Some fundamentalist evangelical religious movements act
predominantly to swell the reach of their faith-meme. These movements
devote a large amount of time to evangelical activity.
Many of the world's most successful religions demonstrate memetic
modification over time — the theologies of the 21st century differ to a
greater or lesser extent from the theologies of previous centuries.
Judaism, Christianity, Islam and Mormonism (and their descendants) have
all developed through variation, modification and memetic recombination
from a shared monotheistic meme: Zoroastrianism appears to have
functioned as an important and widely-shared religious ancestor (see
Lawrence Mills, Our Own Religion in Ancient Persia, Chicago, 1913),
contributing through Judaism to Christianity, Islam and their many
derivative religions.
The Religious Right in the United States of America attaches
conservative political views to Christian religious evangelism (“meme
piggybacking”), and fundamentalist Christianity has associated a
particular set of politico-social ideas/memeplexes with a separate set
of religious ideas/memeplexes that have “replicated” very effectively
for many centuries. For other examples of piggybacking involving
religious memes, note the conversion-histories of the Hungarians and of
Kievan Rus': adoption of Catholicism and Orthodoxy respectively
entailed perceived cultural, political and diplomatic benefits and
adherence to perceived mainstream civilization.
In Western countries, universities evolved from medieval religious
institutions devoted to learning. Of the nine colonial colleges in the
British colonies of North America, eight had affiliations with
religious institutions. Many US colleges separated themselves from
their seminaries, because the First Amendment to the United States
Constitution prevents federal funding of religious organizations. One
can think of American academia as an offshoot religion that eliminated
less adaptive memes (beliefs in the supernatural) in response to a
selective pressure (funding restrictions).
A tendency exists in memetics to disparage religious memes,
beginning at least as early as Dawkins's openly-expressed atheism.
(Dawkins in The God Delusion (2006) calls all religious memes “mind
viruses”.) Author Neal Stephenson speculates that traditional religions
act as mental immune systems to suppress new (and potentially harmful)
memes. Some compare this process to a scenario where the action of a
virus (here a religion or a “bundle” of religious memes) proves
ineffective and maladaptive if it kills its host(s), or to where the
presence of less-harmful bacteria on the skin prevent infection by
more-harmful organisms. For example, popular Christianity forbids both
murder and suicide, and its precise definitions of heresy ensure that
properly-educated Christians have difficulty in accepting new religions
or new viewpoints which advocate such actions.

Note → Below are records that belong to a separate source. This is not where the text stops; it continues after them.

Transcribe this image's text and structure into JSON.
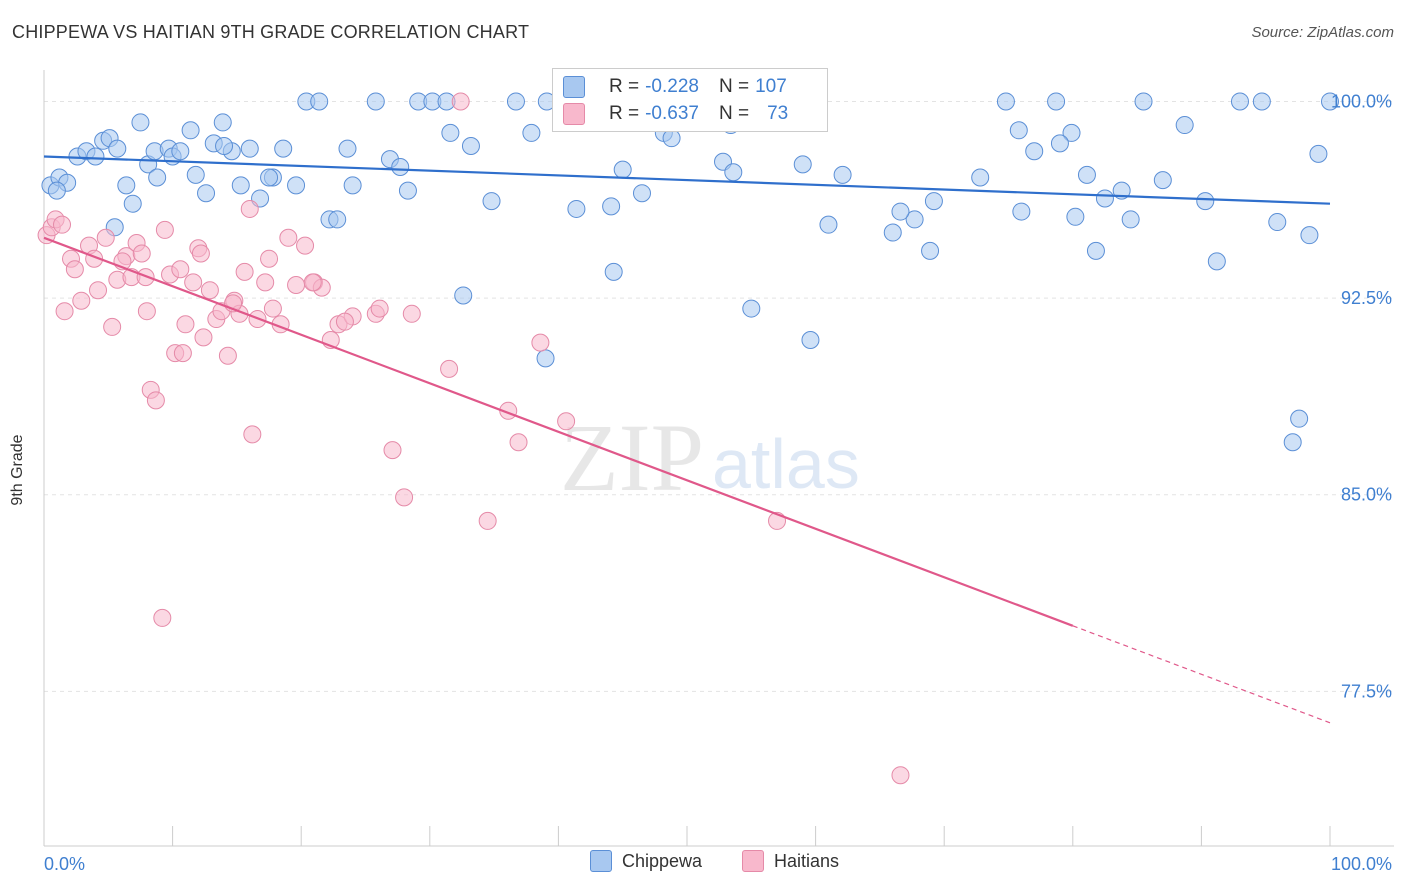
{
  "title": "CHIPPEWA VS HAITIAN 9TH GRADE CORRELATION CHART",
  "source": "Source: ZipAtlas.com",
  "watermark": {
    "zip": "ZIP",
    "atlas": "atlas"
  },
  "legend_stats": [
    {
      "r_label": "R = ",
      "r_value": "-0.228",
      "n_label": "N = ",
      "n_value": "107",
      "color": "#a8c8f0",
      "border": "#5b8fd6"
    },
    {
      "r_label": "R = ",
      "r_value": "-0.637",
      "n_label": "N = ",
      "n_value": "73",
      "color": "#f8b8cc",
      "border": "#e58aa8"
    }
  ],
  "legend_bottom": [
    {
      "label": "Chippewa",
      "color": "#a8c8f0",
      "border": "#5b8fd6"
    },
    {
      "label": "Haitians",
      "color": "#f8b8cc",
      "border": "#e58aa8"
    }
  ],
  "chart_data": {
    "type": "scatter",
    "title": "CHIPPEWA VS HAITIAN 9TH GRADE CORRELATION CHART",
    "xlabel": "",
    "ylabel": "9th Grade",
    "xlim": [
      0,
      100
    ],
    "ylim": [
      71.6,
      101.2
    ],
    "x_tick_labels": [
      "0.0%",
      "100.0%"
    ],
    "y_ticks": [
      100.0,
      92.5,
      85.0,
      77.5
    ],
    "y_tick_labels": [
      "100.0%",
      "92.5%",
      "85.0%",
      "77.5%"
    ],
    "grid": true,
    "series": [
      {
        "name": "Chippewa",
        "color": "#a8c8f0",
        "stroke": "#5b8fd6",
        "trend": {
          "x0": 0,
          "y0": 97.9,
          "x1": 100,
          "y1": 96.1,
          "color": "#2f6fcc"
        },
        "points": [
          [
            0.5,
            96.8
          ],
          [
            1.2,
            97.1
          ],
          [
            1.8,
            96.9
          ],
          [
            2.6,
            97.9
          ],
          [
            3.3,
            98.1
          ],
          [
            4.0,
            97.9
          ],
          [
            4.6,
            98.5
          ],
          [
            5.1,
            98.6
          ],
          [
            5.7,
            98.2
          ],
          [
            6.4,
            96.8
          ],
          [
            6.9,
            96.1
          ],
          [
            7.5,
            99.2
          ],
          [
            8.1,
            97.6
          ],
          [
            8.6,
            98.1
          ],
          [
            8.8,
            97.1
          ],
          [
            9.7,
            98.2
          ],
          [
            10.0,
            97.9
          ],
          [
            10.6,
            98.1
          ],
          [
            11.4,
            98.9
          ],
          [
            11.8,
            97.2
          ],
          [
            12.6,
            96.5
          ],
          [
            13.2,
            98.4
          ],
          [
            13.9,
            99.2
          ],
          [
            14.6,
            98.1
          ],
          [
            15.3,
            96.8
          ],
          [
            16.0,
            98.2
          ],
          [
            16.8,
            96.3
          ],
          [
            17.8,
            97.1
          ],
          [
            18.6,
            98.2
          ],
          [
            19.6,
            96.8
          ],
          [
            20.4,
            100.0
          ],
          [
            21.4,
            100.0
          ],
          [
            22.2,
            95.5
          ],
          [
            22.8,
            95.5
          ],
          [
            23.6,
            98.2
          ],
          [
            24.0,
            96.8
          ],
          [
            25.8,
            100.0
          ],
          [
            26.9,
            97.8
          ],
          [
            27.7,
            97.5
          ],
          [
            28.3,
            96.6
          ],
          [
            29.1,
            100.0
          ],
          [
            30.2,
            100.0
          ],
          [
            31.3,
            100.0
          ],
          [
            31.6,
            98.8
          ],
          [
            32.6,
            92.6
          ],
          [
            33.2,
            98.3
          ],
          [
            34.8,
            96.2
          ],
          [
            36.7,
            100.0
          ],
          [
            37.9,
            98.8
          ],
          [
            39.1,
            100.0
          ],
          [
            41.4,
            95.9
          ],
          [
            44.1,
            96.0
          ],
          [
            44.3,
            93.5
          ],
          [
            45.0,
            97.4
          ],
          [
            46.0,
            100.0
          ],
          [
            47.1,
            99.2
          ],
          [
            48.2,
            98.8
          ],
          [
            48.8,
            98.6
          ],
          [
            50.0,
            100.0
          ],
          [
            52.8,
            97.7
          ],
          [
            53.6,
            97.3
          ],
          [
            56.0,
            100.0
          ],
          [
            57.8,
            100.0
          ],
          [
            59.0,
            97.6
          ],
          [
            61.0,
            95.3
          ],
          [
            62.1,
            97.2
          ],
          [
            66.0,
            95.0
          ],
          [
            67.7,
            95.5
          ],
          [
            68.9,
            94.3
          ],
          [
            69.2,
            96.2
          ],
          [
            72.8,
            97.1
          ],
          [
            74.8,
            100.0
          ],
          [
            75.8,
            98.9
          ],
          [
            76.0,
            95.8
          ],
          [
            77.0,
            98.1
          ],
          [
            78.7,
            100.0
          ],
          [
            79.9,
            98.8
          ],
          [
            80.2,
            95.6
          ],
          [
            81.1,
            97.2
          ],
          [
            81.8,
            94.3
          ],
          [
            82.5,
            96.3
          ],
          [
            83.8,
            96.6
          ],
          [
            84.5,
            95.5
          ],
          [
            85.5,
            100.0
          ],
          [
            87.0,
            97.0
          ],
          [
            88.7,
            99.1
          ],
          [
            90.3,
            96.2
          ],
          [
            91.2,
            93.9
          ],
          [
            93.0,
            100.0
          ],
          [
            94.7,
            100.0
          ],
          [
            95.9,
            95.4
          ],
          [
            97.1,
            87.0
          ],
          [
            97.6,
            87.9
          ],
          [
            98.4,
            94.9
          ],
          [
            99.1,
            98.0
          ],
          [
            100.0,
            100.0
          ],
          [
            5.5,
            95.2
          ],
          [
            17.5,
            97.1
          ],
          [
            39.0,
            90.2
          ],
          [
            46.5,
            96.5
          ],
          [
            53.4,
            99.1
          ],
          [
            14.0,
            98.3
          ],
          [
            66.6,
            95.8
          ],
          [
            79.0,
            98.4
          ],
          [
            1.0,
            96.6
          ],
          [
            55.0,
            92.1
          ],
          [
            59.6,
            90.9
          ]
        ]
      },
      {
        "name": "Haitians",
        "color": "#f8b8cc",
        "stroke": "#e58aa8",
        "trend": {
          "x0": 0,
          "y0": 94.8,
          "x1": 80,
          "y1": 80.0,
          "dashed_to_x": 100,
          "dashed_to_y": 76.3,
          "color": "#e0588a"
        },
        "points": [
          [
            0.2,
            94.9
          ],
          [
            0.6,
            95.2
          ],
          [
            0.9,
            95.5
          ],
          [
            1.6,
            92.0
          ],
          [
            2.1,
            94.0
          ],
          [
            2.4,
            93.6
          ],
          [
            2.9,
            92.4
          ],
          [
            3.5,
            94.5
          ],
          [
            4.2,
            92.8
          ],
          [
            4.8,
            94.8
          ],
          [
            5.3,
            91.4
          ],
          [
            5.7,
            93.2
          ],
          [
            6.4,
            94.1
          ],
          [
            6.8,
            93.3
          ],
          [
            7.2,
            94.6
          ],
          [
            7.6,
            94.2
          ],
          [
            8.0,
            92.0
          ],
          [
            8.3,
            89.0
          ],
          [
            8.7,
            88.6
          ],
          [
            9.4,
            95.1
          ],
          [
            9.8,
            93.4
          ],
          [
            10.2,
            90.4
          ],
          [
            10.6,
            93.6
          ],
          [
            11.0,
            91.5
          ],
          [
            11.6,
            93.1
          ],
          [
            12.0,
            94.4
          ],
          [
            12.4,
            91.0
          ],
          [
            12.9,
            92.8
          ],
          [
            13.4,
            91.7
          ],
          [
            13.8,
            92.0
          ],
          [
            14.3,
            90.3
          ],
          [
            14.8,
            92.4
          ],
          [
            15.2,
            91.9
          ],
          [
            15.6,
            93.5
          ],
          [
            16.0,
            95.9
          ],
          [
            16.6,
            91.7
          ],
          [
            17.2,
            93.1
          ],
          [
            17.8,
            92.1
          ],
          [
            18.4,
            91.5
          ],
          [
            19.0,
            94.8
          ],
          [
            19.6,
            93.0
          ],
          [
            20.3,
            94.5
          ],
          [
            21.0,
            93.1
          ],
          [
            21.6,
            92.9
          ],
          [
            22.3,
            90.9
          ],
          [
            22.9,
            91.5
          ],
          [
            24.0,
            91.8
          ],
          [
            25.8,
            91.9
          ],
          [
            27.1,
            86.7
          ],
          [
            28.0,
            84.9
          ],
          [
            28.6,
            91.9
          ],
          [
            31.5,
            89.8
          ],
          [
            34.5,
            84.0
          ],
          [
            36.1,
            88.2
          ],
          [
            36.9,
            87.0
          ],
          [
            38.6,
            90.8
          ],
          [
            40.6,
            87.8
          ],
          [
            57.0,
            84.0
          ],
          [
            66.6,
            74.3
          ],
          [
            9.2,
            80.3
          ],
          [
            16.2,
            87.3
          ],
          [
            1.4,
            95.3
          ],
          [
            3.9,
            94.0
          ],
          [
            6.1,
            93.9
          ],
          [
            7.9,
            93.3
          ],
          [
            12.2,
            94.2
          ],
          [
            14.7,
            92.3
          ],
          [
            17.5,
            94.0
          ],
          [
            20.9,
            93.1
          ],
          [
            23.4,
            91.6
          ],
          [
            26.1,
            92.1
          ],
          [
            32.4,
            100.0
          ],
          [
            10.8,
            90.4
          ]
        ]
      }
    ]
  }
}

Susan Blackmore has made a case that the study of Zen meditation in
itself comprises a process of meme “pruning”, i.e., a means to remove
experiential clichés that reduce the value of life. This has not
exempted Zen itself from serving as a source of highly mobile memes,
such as “the sound of one hand clapping” koan or exclaiming “mu”.
Daniel Dennett used the idea of religion as a meme (or as a set of
memes) as a basis for much of his analysis of religion in his book
Breaking the Spell: Religion as a Natural Phenomenon.
Personal and intangible experiences which might seem “above” memes
may rather have subconscious roots in memes absorbed during a lifetime.